Going to great lengths to connect with consumers and boost holiday spirit, the major retailer strives to create a personalized experience. These consumer experiences not only attract the eyes of passerbys, but consumers begin to develop their own relationship to the brand -- a key factor in gaining a loyal audience.
Today, technology is a major element of many holiday window displays. For Macy’s, understanding how people interact with technology and how they receive information is a key component to its windows.
This year, Macy’s flagship in Herald Square revealed six eye-catching windows based on the theme “Believing the Magic,” in which people celebrate the “magic of the holiday season.” Each window has its own sub-theme like “Together,” which features a family tree sculpted with 1,500 hand-made crystals and “Celebrate,” which shows a Macy’s Parade 90th Anniversary pinball machine.
Also, to incorporate an interactive, technological element to its windows, one window features working elves in Santa Claus’ “communication center” where kids are sending in their Christmas lists. Although rather than by mail, the elves are going through YouTube videos that children have sent in of their lists. In Mr. and Mrs. Claus’ “Love” window, there is an LED screen attached to the outside of the window. A person places her hand on the screen, the screen measures the warmth of a person’s hand and will tell them if they’ve been naughty or nice.
Saks Fifth Avenue kicked off the holiday season with an unveiling event, featuring a massive light show and a ballet performance of “The Nutcracker Suite” while they revealed its holiday windows “Land of 1,000 Delights.”
Saks windows feature magical landscape of colorful candy and winter fashion. Saks’ Fifth Avenue flagship cleverly calls its six center windows “The Nutcracker Sweet,” where characters from the ballet, Clara and the Mouse King, are featured in a candy wonderland.
The windows also combine candy with one-of-a-kind fashion pieces from designers like Erdem, Carolina Herrera, Marchesa and Jason Wu -- called “Candy Couture.” From cotton candy to peppermint sticks, the designers created pieces inspired by their favorite holiday candy.

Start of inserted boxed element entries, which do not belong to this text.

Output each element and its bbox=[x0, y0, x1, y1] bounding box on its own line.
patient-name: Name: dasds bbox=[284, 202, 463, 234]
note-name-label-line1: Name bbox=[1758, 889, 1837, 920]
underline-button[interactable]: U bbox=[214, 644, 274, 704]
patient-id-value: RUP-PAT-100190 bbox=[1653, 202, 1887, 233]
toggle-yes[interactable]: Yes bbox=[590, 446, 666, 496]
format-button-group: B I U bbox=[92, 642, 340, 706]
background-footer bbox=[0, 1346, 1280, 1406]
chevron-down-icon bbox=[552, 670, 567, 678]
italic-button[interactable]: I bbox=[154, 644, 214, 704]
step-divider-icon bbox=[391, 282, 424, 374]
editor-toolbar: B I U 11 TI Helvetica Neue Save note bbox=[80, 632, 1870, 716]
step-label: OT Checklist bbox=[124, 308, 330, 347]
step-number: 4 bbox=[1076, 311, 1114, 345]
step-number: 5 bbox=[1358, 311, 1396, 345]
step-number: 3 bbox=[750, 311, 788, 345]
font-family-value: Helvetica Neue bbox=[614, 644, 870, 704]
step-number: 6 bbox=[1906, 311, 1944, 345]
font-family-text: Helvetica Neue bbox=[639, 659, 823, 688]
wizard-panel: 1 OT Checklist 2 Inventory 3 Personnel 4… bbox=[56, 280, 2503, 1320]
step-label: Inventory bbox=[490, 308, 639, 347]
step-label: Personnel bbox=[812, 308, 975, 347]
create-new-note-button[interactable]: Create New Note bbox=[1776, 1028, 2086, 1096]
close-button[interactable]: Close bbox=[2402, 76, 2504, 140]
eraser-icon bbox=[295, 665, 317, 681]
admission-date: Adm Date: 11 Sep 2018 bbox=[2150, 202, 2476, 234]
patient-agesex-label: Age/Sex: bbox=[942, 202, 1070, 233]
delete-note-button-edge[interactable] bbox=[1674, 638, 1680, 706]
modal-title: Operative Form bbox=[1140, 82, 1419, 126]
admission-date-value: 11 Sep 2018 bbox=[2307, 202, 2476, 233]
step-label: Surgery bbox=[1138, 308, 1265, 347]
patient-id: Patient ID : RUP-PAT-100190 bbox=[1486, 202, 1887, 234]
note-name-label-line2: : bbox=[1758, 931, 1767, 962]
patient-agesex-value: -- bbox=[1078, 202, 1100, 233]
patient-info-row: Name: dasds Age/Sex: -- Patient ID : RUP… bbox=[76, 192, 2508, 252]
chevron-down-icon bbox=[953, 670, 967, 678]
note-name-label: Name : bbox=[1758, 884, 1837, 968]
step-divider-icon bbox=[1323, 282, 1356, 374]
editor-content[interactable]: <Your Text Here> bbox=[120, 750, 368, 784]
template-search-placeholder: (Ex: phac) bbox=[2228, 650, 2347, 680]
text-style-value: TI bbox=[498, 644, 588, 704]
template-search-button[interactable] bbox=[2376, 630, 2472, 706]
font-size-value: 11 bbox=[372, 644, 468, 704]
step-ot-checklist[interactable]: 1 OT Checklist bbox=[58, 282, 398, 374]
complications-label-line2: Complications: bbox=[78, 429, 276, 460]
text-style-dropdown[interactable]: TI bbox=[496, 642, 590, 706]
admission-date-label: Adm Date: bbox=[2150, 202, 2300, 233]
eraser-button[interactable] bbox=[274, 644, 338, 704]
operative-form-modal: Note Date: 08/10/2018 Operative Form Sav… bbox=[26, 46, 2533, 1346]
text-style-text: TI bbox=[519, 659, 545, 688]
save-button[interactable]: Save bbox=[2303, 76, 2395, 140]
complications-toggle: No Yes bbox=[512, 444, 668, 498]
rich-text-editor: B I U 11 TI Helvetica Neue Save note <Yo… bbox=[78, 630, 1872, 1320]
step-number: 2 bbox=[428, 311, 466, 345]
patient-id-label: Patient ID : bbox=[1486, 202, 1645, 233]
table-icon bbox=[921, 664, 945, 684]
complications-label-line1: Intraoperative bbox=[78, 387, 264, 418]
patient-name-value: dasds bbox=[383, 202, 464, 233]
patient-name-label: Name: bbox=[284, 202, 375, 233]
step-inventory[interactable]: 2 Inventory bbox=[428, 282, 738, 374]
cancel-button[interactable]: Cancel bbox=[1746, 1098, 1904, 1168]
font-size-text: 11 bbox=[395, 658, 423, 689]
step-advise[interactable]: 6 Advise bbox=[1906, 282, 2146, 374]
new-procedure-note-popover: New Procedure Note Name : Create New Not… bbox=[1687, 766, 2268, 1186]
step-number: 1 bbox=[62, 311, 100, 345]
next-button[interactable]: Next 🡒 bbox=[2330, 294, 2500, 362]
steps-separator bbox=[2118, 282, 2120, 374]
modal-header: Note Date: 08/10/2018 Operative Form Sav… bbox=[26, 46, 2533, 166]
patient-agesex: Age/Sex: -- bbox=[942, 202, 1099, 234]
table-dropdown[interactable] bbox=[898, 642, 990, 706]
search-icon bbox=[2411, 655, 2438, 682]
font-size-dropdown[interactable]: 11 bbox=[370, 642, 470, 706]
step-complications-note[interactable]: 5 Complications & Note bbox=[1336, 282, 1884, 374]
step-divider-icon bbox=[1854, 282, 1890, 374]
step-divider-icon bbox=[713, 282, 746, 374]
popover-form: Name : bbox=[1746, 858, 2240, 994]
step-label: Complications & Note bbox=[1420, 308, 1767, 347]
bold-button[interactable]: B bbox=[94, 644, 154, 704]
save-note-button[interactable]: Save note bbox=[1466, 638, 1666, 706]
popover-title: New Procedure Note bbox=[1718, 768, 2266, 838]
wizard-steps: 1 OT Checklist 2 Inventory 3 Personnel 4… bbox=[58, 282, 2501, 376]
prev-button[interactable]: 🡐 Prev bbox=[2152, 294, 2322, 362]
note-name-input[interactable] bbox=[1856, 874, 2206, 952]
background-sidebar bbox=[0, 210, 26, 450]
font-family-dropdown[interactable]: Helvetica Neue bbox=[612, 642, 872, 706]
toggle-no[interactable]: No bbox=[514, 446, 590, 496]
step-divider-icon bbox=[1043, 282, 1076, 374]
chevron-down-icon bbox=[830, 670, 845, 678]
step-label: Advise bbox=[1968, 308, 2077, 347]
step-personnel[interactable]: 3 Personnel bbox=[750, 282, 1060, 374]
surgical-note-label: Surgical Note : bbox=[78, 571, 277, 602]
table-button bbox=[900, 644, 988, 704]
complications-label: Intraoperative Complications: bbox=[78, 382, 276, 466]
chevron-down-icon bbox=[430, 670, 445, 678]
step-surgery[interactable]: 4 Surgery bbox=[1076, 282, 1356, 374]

Focusing on one theme, but creating a variety of different scenarios and sub-themes, people were enticed by Saks’ windows this year.
Bloomingdale’s takes a philanthropic approach to its windows this year with its “Light Up a Young Mind” holiday displays.
Partnering with visual artists, eight chandeliers were commissioned exclusively for Bloomingdale’s, which are featured in its windows and will be auctioned off to benefit the Child Mind Institute.
From sculptor Imma Barrero who combines clay, metal, glass and wood into his pieces to glass artist Allison Eden who’s known for wild patterns and bold colors -- each window has a different approach as the artist express its own views of the theme “light.”
The auction is hosted on Charity Buzz, which is a great resource that provides extraordinary experiences to benefit a variety of charities.
As a small business, if you don’t have the resources to host an auction, try out other tactics like promising to donate a percentage of every purchase to a charity, and express this through your window displays. This will drive people into your store and they’ll be happier to buy knowing their money is going to a good cause.